才人は、慌てて振り返り、静かにベッドから飛び降りて、自らの剣に駆け寄る。
「俺の至福の時間を邪魔してくれるなよ、デルフ!」
「何が至福の時間なんだよ」
すると、才人は顔を赤くして、静かに叫ぶ。
「ルイズの、寝顔を見るのが!」
「あの貴族の娘っ子の顔を見るのが? そんなに楽しいかね」
「デルフよ。お前は人間じゃないから、わかんねぇんだよ」
「まあ、確かにそうだけどよ。そんなに好きってんなら、告白しちゃえばいいじゃねーか」
「バカッ! そんなことしたって断られるに決まってるだろ!」
「どうしてだね?」
「ルイズと俺とじゃ、雲泥の差があるの!」
そう言い切ると、自分の心をも抉られたのか、才人は、デルフリンガーの前で突っ伏した。
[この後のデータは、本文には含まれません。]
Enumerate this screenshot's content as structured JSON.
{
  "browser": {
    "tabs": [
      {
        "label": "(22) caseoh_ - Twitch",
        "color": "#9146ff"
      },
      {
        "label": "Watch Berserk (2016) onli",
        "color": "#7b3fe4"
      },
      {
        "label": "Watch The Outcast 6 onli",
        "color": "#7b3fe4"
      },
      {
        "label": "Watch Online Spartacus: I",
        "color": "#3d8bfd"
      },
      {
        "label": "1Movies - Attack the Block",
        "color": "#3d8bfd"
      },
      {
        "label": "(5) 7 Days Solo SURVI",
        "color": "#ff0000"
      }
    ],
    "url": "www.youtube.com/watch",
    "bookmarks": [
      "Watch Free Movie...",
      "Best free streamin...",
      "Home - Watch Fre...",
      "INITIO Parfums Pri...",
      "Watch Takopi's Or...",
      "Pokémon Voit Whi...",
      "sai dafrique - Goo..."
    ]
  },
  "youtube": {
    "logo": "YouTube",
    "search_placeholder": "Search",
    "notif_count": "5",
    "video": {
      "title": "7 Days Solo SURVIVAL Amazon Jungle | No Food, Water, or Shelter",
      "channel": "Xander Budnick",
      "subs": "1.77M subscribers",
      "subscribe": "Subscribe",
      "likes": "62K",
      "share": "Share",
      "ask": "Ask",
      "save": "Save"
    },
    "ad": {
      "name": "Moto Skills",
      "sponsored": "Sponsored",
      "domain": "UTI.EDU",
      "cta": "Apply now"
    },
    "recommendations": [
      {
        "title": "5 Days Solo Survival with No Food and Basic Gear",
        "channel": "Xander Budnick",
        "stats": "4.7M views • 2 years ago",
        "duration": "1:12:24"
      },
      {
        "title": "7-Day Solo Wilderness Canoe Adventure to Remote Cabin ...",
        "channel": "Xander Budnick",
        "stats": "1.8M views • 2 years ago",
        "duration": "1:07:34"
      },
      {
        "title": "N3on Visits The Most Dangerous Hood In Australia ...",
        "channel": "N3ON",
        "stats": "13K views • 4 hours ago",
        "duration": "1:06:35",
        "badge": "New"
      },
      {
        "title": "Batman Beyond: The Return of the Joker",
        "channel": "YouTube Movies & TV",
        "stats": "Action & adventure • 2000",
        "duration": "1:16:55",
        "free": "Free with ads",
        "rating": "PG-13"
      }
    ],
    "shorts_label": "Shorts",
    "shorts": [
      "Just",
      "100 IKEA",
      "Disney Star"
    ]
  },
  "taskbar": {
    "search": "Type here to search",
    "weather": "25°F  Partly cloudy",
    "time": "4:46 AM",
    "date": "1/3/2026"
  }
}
「なあ、デルフよ! どうすれば、アイツが俺のこと好きになると思う?」
「知らねぇよ、人間の心なんか」
「絶対的な経験値の差をどうやって埋められる?」
「まあ、相棒がやたらめったら活躍するしかねえんじゃねぇか? 1000人の兵士を止めるとか」
「無茶言うなよ。くそっ! もっと普通の女の子なら……いや、普通の女の子でも俺は無理だったけどさ」
才人の悲哀の夜は長かった。
2つの月の代わりに朝日が窓から射し込んでくると、ルイズは、パッチリと目が覚めた。うーん、と伸びをする。
「1週間も戦いが無いって凄いなぁ。感覚おかしくなりそう……あれ? サイト?」
いつも起きたら隣でグッスリ眠っている使い魔がベッドにいなくて、ルイズは首をかしげる。
しかし、少し目線を上げれば、何だか剣の近くで、毛布で丸まっている才人の姿を発見した。
一晩中、どうやったら「ルイズに俺は好かれるか」で、議論していたのである。寒かったので、毛布は持ってきたが。まあ、相談相手が剣だしなんだりで、全然結論は出なかったが。
ルイズは、首の傾きを大きくする。
「どうして、サイトはそんな所で丸まっているの?」
デルフリンガーは答える。
「男には、たまにこうしたい時もあるらしいんだとよ」
「うん?」
ルイズにはよくわからなかった。
その後、才人はいつものようにルイズに引っ剥がされて起こされ、目の下に隈ができたまま、食堂に向かう。あまりにも、ショボンとしているものだから、途中でルイズからイタズラを受けてしまう。
「ほら、サイト。落ちこんでないで笑顔笑顔♪」
「うっ……」
才人は、ルイズの無邪気過ぎる笑顔に、いつも通り赤面してしまう。それと同時に、この少女を夜の内に襲おうかと考えた罪悪感が募る。
どうしてコイツは、いつもこんな感じなんだよと、才人はまぶしすぎる少女の笑顔にクラクラしながら、ほっぺ上げ上げのイタズラを受け続けた。
心の中の膨れ上がってくる欲望と、才人はずっと格闘しないといけなかった。